Still the outheld hand. She put her papers down, thinking she was mistaken and might embarrass herself. He took her hand—friendship, she reckoned; he just wanted to talk to her, and she was wrong.

But he pulled her to her feet and kept drawing her along, going off to the dark.

She was afraid, then, putting this together with the attack on the Base, with Elai’s questions. She thought of betrayal, of factions, of Elai off with Taem.

But outside the firelight he pulled her down with him, this best of Elai’s riders, this Dain Flanahan—“Why?” she asked late, “why me?”—preparing herself for wounds.

He laughed as if that question surprised him, and they stayed that way till dawn, wrapped up in each other, the way she had had the Weird in the dark, in the depths, the same terms.

For friendship, then; she reckoned how she had been by the fire night after night; and no one had asked, and finally Dain took it on himself. He was kind, this young man. She had always known that.

li

205 CR, day 113
Cloud River

There was no coherency about it; the Cloudside patterns were confused—sudden advance and then this dawdling along the banks—“They’re crazy,” Blue said, with shaking of his head. “They’re farmers,” said Parm.

“Cloudsiders,” Jin muttered, still anxious, scowling, because he saw his men making light of it, because he saw his own camp less ordered than he liked. His men grew quiet, reading his mood. They were wise, the men nearest him, at least to duck their heads. But he suspected—in the least, niggling way suspected, that he was too cautious in their eyes, that there would be whispers if they dared. “This Elai,” he said, not for the first time, “this Elai’s nothing. But this isn’t one tower. There’s numbers. You keep thinking on that.
Hear
?”

They faced him across the fire, men he had won, tower by tower, themselves. He had his starman by him. Genley. Genley sat at his left hand, to do what he wanted, to tell him what he asked. The Cloud Towers…that had waited settling too long; there was MaGee; and that woman; and women worth the having; workers for the fields; these caliban-riders to deal with at his leisure, to teach the others what defying him was worth, any of them they got alive…far from the sight of the Wire. These women that played at war. There would be scores settled. Indeed, scores settled.
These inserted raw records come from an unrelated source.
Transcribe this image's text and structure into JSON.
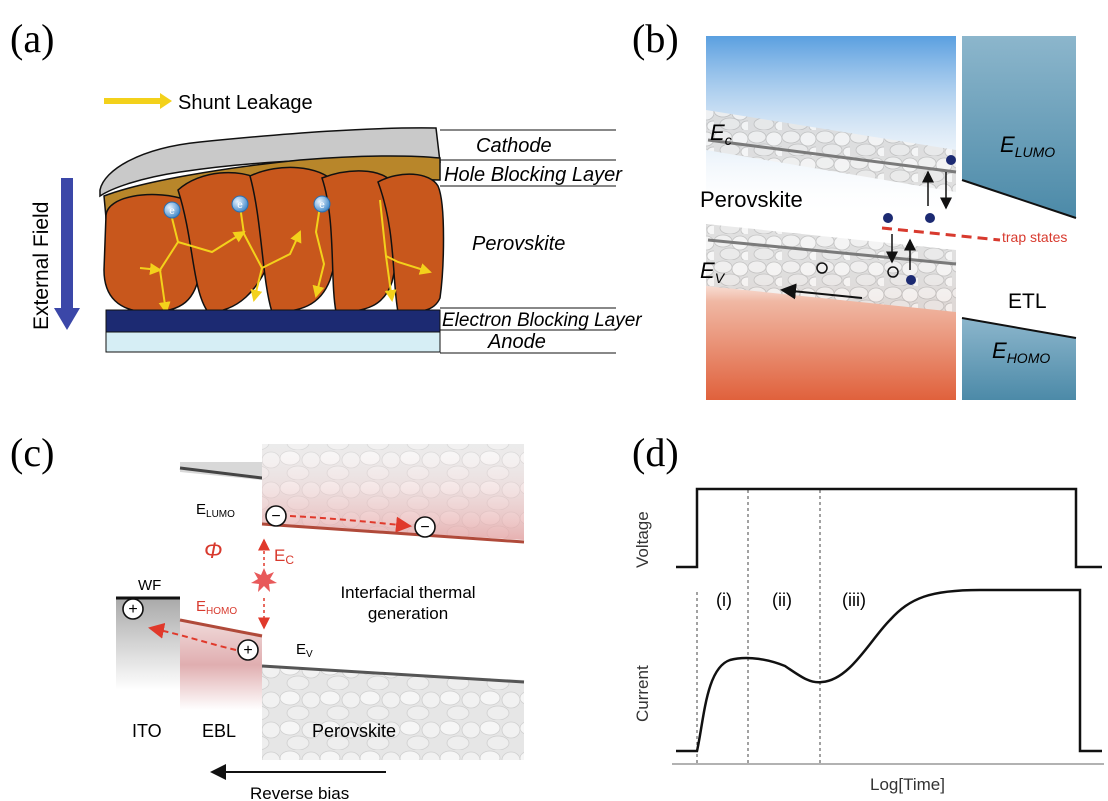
{
  "panels": {
    "a": {
      "letter": "(a)",
      "legend_text": "Shunt Leakage",
      "field_label": "External Field",
      "layers": {
        "cathode": "Cathode",
        "hbl": "Hole Blocking Layer",
        "perovskite": "Perovskite",
        "ebl": "Electron Blocking Layer",
        "anode": "Anode"
      },
      "charge_symbol": "e"
    },
    "b": {
      "letter": "(b)",
      "ec": "E",
      "ec_sub": "c",
      "ev": "E",
      "ev_sub": "V",
      "perovskite": "Perovskite",
      "trap_states": "trap states",
      "etl": "ETL",
      "elumo": "E",
      "elumo_sub": "LUMO",
      "ehomo": "E",
      "ehomo_sub": "HOMO"
    },
    "c": {
      "letter": "(c)",
      "elumo": "E",
      "elumo_sub": "LUMO",
      "phi": "Φ",
      "ec": "E",
      "ec_sub": "C",
      "wf": "WF",
      "ehomo": "E",
      "ehomo_sub": "HOMO",
      "ev": "E",
      "ev_sub": "V",
      "interfacial_1": "Interfacial thermal",
      "interfacial_2": "generation",
      "ito": "ITO",
      "ebl": "EBL",
      "perovskite": "Perovskite",
      "reverse_bias": "Reverse bias",
      "minus": "−",
      "plus": "+"
    },
    "d": {
      "letter": "(d)",
      "voltage": "Voltage",
      "current": "Current",
      "xlabel": "Log[Time]",
      "regions": [
        "(i)",
        "(ii)",
        "(iii)"
      ]
    }
  },
  "colors": {
    "perovskite_grain": "#c8571c",
    "cathode": "#c9c9c9",
    "hbl": "#b8862a",
    "ebl_layer": "#1c2a72",
    "anode": "#d6eef5",
    "arrow_field": "#3b47a8",
    "leakage": "#f3d11b",
    "trap": "#d83a2e",
    "etl": "#4f8fae",
    "hot_red": "#e05a3c",
    "cool_blue": "#4b8fd6",
    "band_red": "#b04a3a",
    "dark": "#111111"
  }
}
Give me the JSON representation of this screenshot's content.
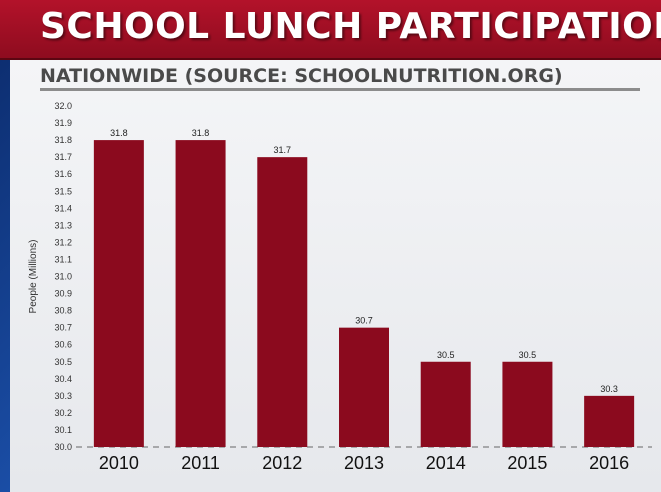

“Tomorrow,” he said, having thought it out, “we go by them.”

“Past?” echoed Blue.

“We go out from the shore.” He signed it as he spoke, frowning to himself, to no one in particular, satisfied, well-satisfied now he had mapped it out. “We come at them from the south. Let these Cloudsiders have the water at their backs. We drive them off the shore. Caliban matter then. All caliban.”

There were grins, figuring how it would be, darts for what riders remained astride, Calibans coming up from below, seizing legs, embattled calibans lashing the water to froth—it was not a way to get caught, in that kind of action. This woman, gullible, continued on the shore, going where calibans wanted to go—of course wanted to go, where the ground was soft, where they could throw up mounds to ring their camps, where there was fish abundant to satisfy caliban appetites.

Fish. On so small a thing, to lose a war.